Government appeared set to ramp up COVID-19 vaccinations for the elderly by appointment only during the weekend shutdown, after days of frustrating long queues, blamed on many others “jumping the gun” for the jab.

“Wait for a call telling you it’s your turn and giving you an appointment,” the National Vaccination Committee advised the public in a statement released Friday night by the COVID Communications Unit.

Barbados Today encountered growing frustration and discomfort among elderly people who waited long hours in the sun for their turn to take the jab today.

“This weekend’s efforts will be concentrated on vaccinating Barbadians over seventy years old who have been given appointments to have the shot,” the committee announced, noting that over-70s account for the majority of the thirty-one deaths from COVID-19 to date. “The strict appointment system being used this weekend will make for more orderly and comfortable processing and shorter wait times at vaccination centres.”
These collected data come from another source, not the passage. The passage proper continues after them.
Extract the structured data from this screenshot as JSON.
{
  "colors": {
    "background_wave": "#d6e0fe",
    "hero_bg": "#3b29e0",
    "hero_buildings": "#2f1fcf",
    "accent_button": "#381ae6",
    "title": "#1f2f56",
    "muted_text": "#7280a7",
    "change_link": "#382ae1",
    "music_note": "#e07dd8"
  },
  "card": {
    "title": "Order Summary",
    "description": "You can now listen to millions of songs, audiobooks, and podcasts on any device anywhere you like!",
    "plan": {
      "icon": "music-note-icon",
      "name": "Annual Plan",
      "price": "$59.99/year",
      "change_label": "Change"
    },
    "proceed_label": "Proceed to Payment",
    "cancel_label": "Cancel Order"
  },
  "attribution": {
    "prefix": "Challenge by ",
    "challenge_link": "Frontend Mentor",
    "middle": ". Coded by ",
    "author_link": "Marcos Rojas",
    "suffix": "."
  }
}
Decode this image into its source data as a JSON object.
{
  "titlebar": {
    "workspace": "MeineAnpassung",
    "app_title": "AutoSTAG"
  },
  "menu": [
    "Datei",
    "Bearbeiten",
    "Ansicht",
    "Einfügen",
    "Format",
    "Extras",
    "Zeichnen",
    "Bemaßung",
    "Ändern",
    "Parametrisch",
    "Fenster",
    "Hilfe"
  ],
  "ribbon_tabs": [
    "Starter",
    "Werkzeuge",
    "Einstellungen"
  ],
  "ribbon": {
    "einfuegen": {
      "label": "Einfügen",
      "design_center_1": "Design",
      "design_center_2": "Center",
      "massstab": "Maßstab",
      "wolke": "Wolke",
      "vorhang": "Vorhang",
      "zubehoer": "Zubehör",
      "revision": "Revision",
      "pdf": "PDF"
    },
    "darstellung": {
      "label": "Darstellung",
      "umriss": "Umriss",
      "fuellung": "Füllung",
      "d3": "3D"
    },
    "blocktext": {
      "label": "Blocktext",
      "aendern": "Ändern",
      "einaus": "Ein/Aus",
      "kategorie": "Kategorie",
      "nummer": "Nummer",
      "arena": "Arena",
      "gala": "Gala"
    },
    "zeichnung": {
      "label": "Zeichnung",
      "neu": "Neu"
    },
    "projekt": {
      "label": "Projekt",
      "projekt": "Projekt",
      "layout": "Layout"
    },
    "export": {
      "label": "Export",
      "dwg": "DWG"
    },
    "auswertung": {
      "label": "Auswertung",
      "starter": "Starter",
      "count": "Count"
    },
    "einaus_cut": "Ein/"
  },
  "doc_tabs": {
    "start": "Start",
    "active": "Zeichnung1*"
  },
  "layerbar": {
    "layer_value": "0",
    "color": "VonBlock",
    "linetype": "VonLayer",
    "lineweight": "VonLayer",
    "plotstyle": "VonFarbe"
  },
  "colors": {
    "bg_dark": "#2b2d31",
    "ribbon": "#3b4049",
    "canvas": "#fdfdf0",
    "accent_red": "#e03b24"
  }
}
While frontline workers and over-70 pensioners are currently receiving their first dose of the COVID-19 vaccine, Barbadians who fit into other categories have overwhelmed vaccination centres, one of the campaign’s officials said Friday.

National Vaccination Co-coordinator Major David Clarke insisted frontline workers and over-70s are being scheduled for vaccines but said many others have been turning up. People between the age of eighteen and sixty-nine, some of whom have chronic non-communicable diseases, have come declaring that they too have registered online for the jab.

Major Clarke told Barbados Today: “So [Saturday], all the vaccination centres will only be doing persons seventy and older, unless it is a particular group that has been scheduled for an appointment. So if you have not been scheduled for an appointment, do not turn up at a vaccination site.

“People have been telling other people when they get their appointment and lots of people have been turning up. There should be no need for people to line up because we are doing an appointment system and if the appointment system works, you should only have ten people at a time waiting to get vaccinated.”

Scores queued up at West Terrace Primary School, St James, and were turned away after waiting for many hours because they had no appointment.

Barbados Today understands that doctors are sending their patients to the vaccination centres, now numbering a dozen.

Major Clarke said: “We have an appointment system and people are scheduled for a particular slot for their appointment, but what happened is that people turned up from early this morning because they heard that we were giving out vaccines at West Terrace.